Russian civil aviation officials say pilots on Azerbaijan Airlines flight 8243 were making an emergency landing after a bird strike when their Embraer E190 crashed on Christmas Day less than two miles from the airport in Aktau, Kazakhstan, killing 38 of 67 passengers.
There’s growing speculation, however, that the jetliner was accidentally shot down by Russian air defenses after it was misidentified as a Ukrainian missile or drone.
The flight was en route from Baku, Azerbaijan, to Grozny, the capital of Russia’s Chechnya. Azerbaijan Airlines said the 55-minute flight north along the west side of the Caspian Sea was diverted because of heavy fog to make an emergency landing in Aktau, on the east shore of the sea in Kazakhstan.
Both Kazakhstani and Azerbaijani authorities were investigating the crash, reported Kazakhstan news agency Kazinform and Azerbaijan’s state news agency Azertac.
Embraer said in a statement that the Brazilian manufacturer is “ready to assist all relevant authorities.”
According to Kazakhstan’s Emergency Ministry, 38 passengers, including both pilots, were killed on impact and 29, including two children, are hospitalized; 11 in serious but stable condition.

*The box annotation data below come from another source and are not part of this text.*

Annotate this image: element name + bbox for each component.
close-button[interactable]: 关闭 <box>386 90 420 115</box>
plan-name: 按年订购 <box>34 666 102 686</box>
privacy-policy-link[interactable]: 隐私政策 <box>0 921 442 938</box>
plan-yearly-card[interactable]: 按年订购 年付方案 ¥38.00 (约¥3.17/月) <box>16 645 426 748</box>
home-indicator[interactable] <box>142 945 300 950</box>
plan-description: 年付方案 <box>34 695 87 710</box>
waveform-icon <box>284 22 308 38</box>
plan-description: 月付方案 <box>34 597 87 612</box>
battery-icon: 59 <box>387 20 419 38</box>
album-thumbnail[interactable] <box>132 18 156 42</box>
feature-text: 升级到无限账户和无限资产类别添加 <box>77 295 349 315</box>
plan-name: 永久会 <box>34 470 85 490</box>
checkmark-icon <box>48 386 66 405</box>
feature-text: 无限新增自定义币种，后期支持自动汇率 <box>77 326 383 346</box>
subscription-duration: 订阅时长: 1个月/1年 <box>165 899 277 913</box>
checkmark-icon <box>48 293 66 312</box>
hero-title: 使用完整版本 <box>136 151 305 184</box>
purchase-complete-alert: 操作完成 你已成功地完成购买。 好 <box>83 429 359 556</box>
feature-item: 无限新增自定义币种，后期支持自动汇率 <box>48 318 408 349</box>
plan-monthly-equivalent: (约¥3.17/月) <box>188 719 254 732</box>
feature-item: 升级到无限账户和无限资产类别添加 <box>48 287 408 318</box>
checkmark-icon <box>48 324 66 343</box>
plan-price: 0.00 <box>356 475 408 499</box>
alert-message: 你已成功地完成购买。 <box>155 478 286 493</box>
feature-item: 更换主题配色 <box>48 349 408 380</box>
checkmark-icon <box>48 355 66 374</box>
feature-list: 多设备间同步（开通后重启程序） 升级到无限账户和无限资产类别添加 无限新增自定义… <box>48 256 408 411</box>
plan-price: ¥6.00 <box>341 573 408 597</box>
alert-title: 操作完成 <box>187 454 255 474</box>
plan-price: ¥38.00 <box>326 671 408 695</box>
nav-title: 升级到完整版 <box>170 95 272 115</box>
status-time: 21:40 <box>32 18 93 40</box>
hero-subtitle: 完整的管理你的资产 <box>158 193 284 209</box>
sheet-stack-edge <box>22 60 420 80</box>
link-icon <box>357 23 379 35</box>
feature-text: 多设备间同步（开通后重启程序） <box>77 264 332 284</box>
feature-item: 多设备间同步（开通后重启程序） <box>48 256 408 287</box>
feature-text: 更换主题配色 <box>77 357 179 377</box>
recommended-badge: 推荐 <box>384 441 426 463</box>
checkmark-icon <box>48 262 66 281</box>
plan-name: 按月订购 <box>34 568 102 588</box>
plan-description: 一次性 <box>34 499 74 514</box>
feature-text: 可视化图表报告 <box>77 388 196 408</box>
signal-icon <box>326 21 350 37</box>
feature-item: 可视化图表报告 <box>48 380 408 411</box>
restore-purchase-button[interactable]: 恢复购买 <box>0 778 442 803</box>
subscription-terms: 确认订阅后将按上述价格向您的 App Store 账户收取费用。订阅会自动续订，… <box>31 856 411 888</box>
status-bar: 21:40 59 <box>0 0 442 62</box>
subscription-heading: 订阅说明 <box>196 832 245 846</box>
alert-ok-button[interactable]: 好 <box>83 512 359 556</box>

An Azerbaijani delegation consisting of Azerbaijan’s emergency situations minister, deputy general prosecutor, and the vice president of Azerbaijan Airlines had been dispatched to Aktau to conduct an “on-site investigation,” Azerbaijani President Ilham Aliyev’s office announced.
Aliyev was in St. Petersburg attending a Commonwealth of Independent States meeting, but returned to Azerbaijan after learning of the crash.
Kremlin spokesman Dmitry Peskov told reporters Russian President Vladimir Putin spoke with Aliyev on the phone to express condolences.
According to flight tracking services such as Flightware and FlightRadar24.com, the E190 made what appears to be a figure-eight as it approached Aktau, climbing and descending in altitude substantially over the last minutes of the flight before impacting the ground.
Also surfacing on the internet is speculation the civilian airliner may have been accidentally shot down by Russian air defenses on high alert after repeated Ukrainian drone attacks on Grozny.
A drone attack forced closure of the nearest fog-free airport on the plane’s flight path from Baku to Grozny, prompting it fly to the other side of the Caspian Sea to make an attempted emergency landing at Aktau, multiple sources confirm.
Unconfirmed reports from Azerbaijan-based news channel AnewZ, published in Euronews and elsewhere, say while attempting the land a third time in foggy Grozny, surviving passengers heard a “bang on board” followed by what appeared to be shrapnel striking the aircraft, slicing into its fuselage.
Various experts have preliminarily noted after viewing news footage at the crash site that wreckage appears caused by antiaircraft fire.
Ukraine’s Centre for Strategic Communication and Information Security denied Ukrainian drones were responsible, but agreed, “Damage consistent with anti-aircraft fire on the fuselage has appeared in footage of today’s wreckage.”